In order to understand the clinical utility of the pretrained PENet model, Fig. 2 shows the sensitivity and specificity of our model as a bar graph under different operating points. In this study, we set our operating point at a threshold that maximizes both sensitivity and specificity on the Stanford validation set to dichotomize the model’s predictions with P ≥ 0.55 (Table 1). This threshold allows our model to achieve a sensitivity of 0.73 [0.72–0.74] and specificity of 0.82 [0.81–0.83] for the Stanford test data, as well as sensitivity of 0.75 [0.74–0.76] and specificity of 0.80 [0.79–0.81] for the Intermountain dataset. While a standard probability threshold of 0.5 results in 0.80 sensitivity and 0.75 specificity for Stanford, as well as 0.79 sensitivity and 0.68 specificity for Intermountain. Applications in clinical settings, however, are usually tuned to maximize sensitivity in order to minimize the false negative rate. If we use an operating point of 0.40 to increase sensitivity, our model can achieve a sensitivity of 0.91 for both the internal and external test set but sacrifices specificity to 0.43 and 0.45, respectively and results more false-positive cases (Fig. 2). We can further improve PENet’s sensitivity with the cost of higher false-positive rates. In Fig. 3, we represent the Class activation map (CAM) for Stanford and Intermountain sample data. The CAMs not only add explain-ability to the model and localization of the PE but also help to understand the error-rate through visualization. For both dataset, we also showed CAMs for false-positive and false-negative samples which reflect the fact that the model is confused with mirroring appearance of difference disease for false-positive cases.

Fig. 2
figure 2

(Sensitivity vs. specificity plot): Sensitivity and specificity across different operating point (probability threshold) with increment of 0.05 on the Stanford internal test set (a) and Intermountain external test (b).

Fig. 3
figure 3

(Class Activation Maps): Class activation map (CAM) representation of true positive (Stanford (a) and Intermountain (b), false-positive (Stanford (c) and Intermountain (d) and false-negative samples (Stanford (e) and Intermountain (f)—axial contrast enhanced CT pulmonary angiogram (left) and CAM inferred by the model overlay with the scan (right). a (Stanford test set: true positive): (left) demonstrates a non-occlusive filling defect in a left lower pulmonary artery segmental branch that is correctly localized by the model as seen in the CAM image overlay (right). b (Intermountain test set: True Positive): (left) demonstrates a non-occlusive filling defect in a left main pulmonary artery that is correctly localized by the model as seen in the CAM image overlay (right). c (Stanford test set: false positive): left) demonstrates a large left hilar node adjacent to the pulmonary artery that is incorrectly labeled as PE by the model as seen in the CAM image overlay (right). d (Intermountain test set: false positive): (left) demonstrates an enlarged unopacfied left lower lobe pulmonary vein invaded by tumor that is incorrectly labeled as PE by the model as seen in the CAM image overlay (right). e (Stanford test set: false negative): (left) Pulmonary embolism in right middle lobe segmental branch that is missed by the model as seen in the CAM image overlay (right). f (Intermountain test set: False negative): (left) Pulmonary embolism in left upper lobe segmental branch that is missed by the model as seen in the CAM image overlay (right).

Discussion

The purpose of this work was to develop and evaluate an end-to-end deep learning model capable of detecting a PE using the entire volumetric CTPA imaging examination with simultaneous interpretability at the volumetric level that is robust to application on external dataset.
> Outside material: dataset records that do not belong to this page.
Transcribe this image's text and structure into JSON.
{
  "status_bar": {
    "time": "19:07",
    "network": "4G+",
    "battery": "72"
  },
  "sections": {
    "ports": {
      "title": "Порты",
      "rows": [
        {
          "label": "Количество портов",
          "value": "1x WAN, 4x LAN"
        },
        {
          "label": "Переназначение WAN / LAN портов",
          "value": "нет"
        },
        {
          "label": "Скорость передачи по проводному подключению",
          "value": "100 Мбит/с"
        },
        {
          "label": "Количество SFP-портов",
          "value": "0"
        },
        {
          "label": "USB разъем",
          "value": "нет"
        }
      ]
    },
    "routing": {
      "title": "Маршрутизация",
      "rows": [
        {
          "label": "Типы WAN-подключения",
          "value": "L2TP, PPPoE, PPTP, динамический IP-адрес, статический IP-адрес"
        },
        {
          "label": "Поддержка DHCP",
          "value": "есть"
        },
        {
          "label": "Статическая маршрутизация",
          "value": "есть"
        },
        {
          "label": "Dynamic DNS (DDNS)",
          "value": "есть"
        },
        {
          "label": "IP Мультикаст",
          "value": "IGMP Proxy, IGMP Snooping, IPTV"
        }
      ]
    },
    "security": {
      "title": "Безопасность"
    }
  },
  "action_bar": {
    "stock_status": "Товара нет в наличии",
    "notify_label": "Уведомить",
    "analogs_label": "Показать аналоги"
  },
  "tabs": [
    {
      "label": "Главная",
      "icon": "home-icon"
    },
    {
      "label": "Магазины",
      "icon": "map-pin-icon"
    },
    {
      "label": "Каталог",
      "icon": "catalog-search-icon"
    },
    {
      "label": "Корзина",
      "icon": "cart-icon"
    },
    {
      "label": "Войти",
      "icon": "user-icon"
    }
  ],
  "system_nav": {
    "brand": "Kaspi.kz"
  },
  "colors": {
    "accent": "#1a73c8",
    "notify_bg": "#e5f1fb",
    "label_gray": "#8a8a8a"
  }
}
Our model achieved AUROC of 0.84 on automatically detecting PE on the hold out test set from Stanford and AUROC of 0.85 on external Intermountain datasets. The high performance of our model on the external dataset which had both different slice thickness and scanner manufacturer type, indicating that the model was robust to the differences between datasets and not, as has been seen in prior work, failed by learning non-clinical features as has been demonstrated in other cross-institutional work.34 In contrast to state-of-the-art, our results demonstrate feasibility for study-level, robust, and interpretable diagnosis including sustained cross-institutional AUROC performance on an external dataset. Thus, this work supports that successful application of deep learning to the diagnosis of a difficult radiologic finding such as PE on complex volumetric imaging in CTPA is possible, and can generalize on data from an external institution despite that the external institution used a different CT scanner and imaging protocol settings. The proposed model also outperformed state-of-the-art 3D CNN models—ResNeXt3D and DenseNet3D for the same task.

To summarize, the core contributions of this work is: (1) development of a scalable (and open-source) 3-D convolution model for diagnose of PE on CT imaging that has been tested on patient data from two hospital systems (Stanford and Intermountain); (2) an outcome-labeled imaging dataset composed of CTPA studies to enable others to reproduce our methods, validate results, and to ideally allow for further innovation (3) an end-to-end model that can ingest volumetric CTPA imaging studies without pre-processing or feature engineering. Ultimately, clinical integration may aid in prioritizing positive studies by sorting CTPA studies, using their corresponding predicted PE probabilities by our model, for timely diagnosis of this important disease, including in settings where radiological expertize is limited.

Radiologists all over the world are reading rising numbers of imaging studies with ever increasing complexity amidst ongoing physician shortages; this trend affects both medically underserved populations as well as modern healthcare systems.35 Further, even experienced radiologists are subject to human limitations, including fatigue, perceptual biases, and cognitive biases, all of which lead to errors.36 These forces strongly motivate leveraging deep learning to perform tasks in medical imaging, and as demonstrated here, could be used to detect PE automatically via worklist prioritization, allowing the sickest patients to receive quicker diagnoses treatment. In this scenario, the studies detected as abnormal by the model could be moved ahead in the image interpretation workflow to aid the radiologist, while the examinations identified as confidently normal could be automatically assigned a preliminary reading of “normal” allowing both triage for lower priority on a worklist. Our model may best suited in identifying medically important PEs as a triage tool.35,37 We engineered the model such that it could automatically generate an interpretable prediction value to provide an objective quantification of PE positive risk to help inform ideal thresholds for clinical application in a diagnostic workflow. For example, we could set probability thresholds of 0.3 allowing the model to be more sensitive while sacrificing accuracy and increasing false positives (see Fig. 2), something that would be tolerated in a worklist triage tool that functions to reorder the radiologist’s studies to be read by order of likelihood of PE (rather than the current model of by time acquired). Rapid preliminary results by the model can be conveyed to the ordering provider (and patient) which could improve disposition in other areas of the healthcare system (i.e., discharged from the ED more quickly). Further, the objective prediction score output may allow earlier treatment for PE in patients that return a high positive PE prediction score, which may improve clinical outcomes for those patients as it may allow for rapid/early treatment.38 More studies are necessary to evaluate the optimal integration of this model and other deep learning models in the clinical setting.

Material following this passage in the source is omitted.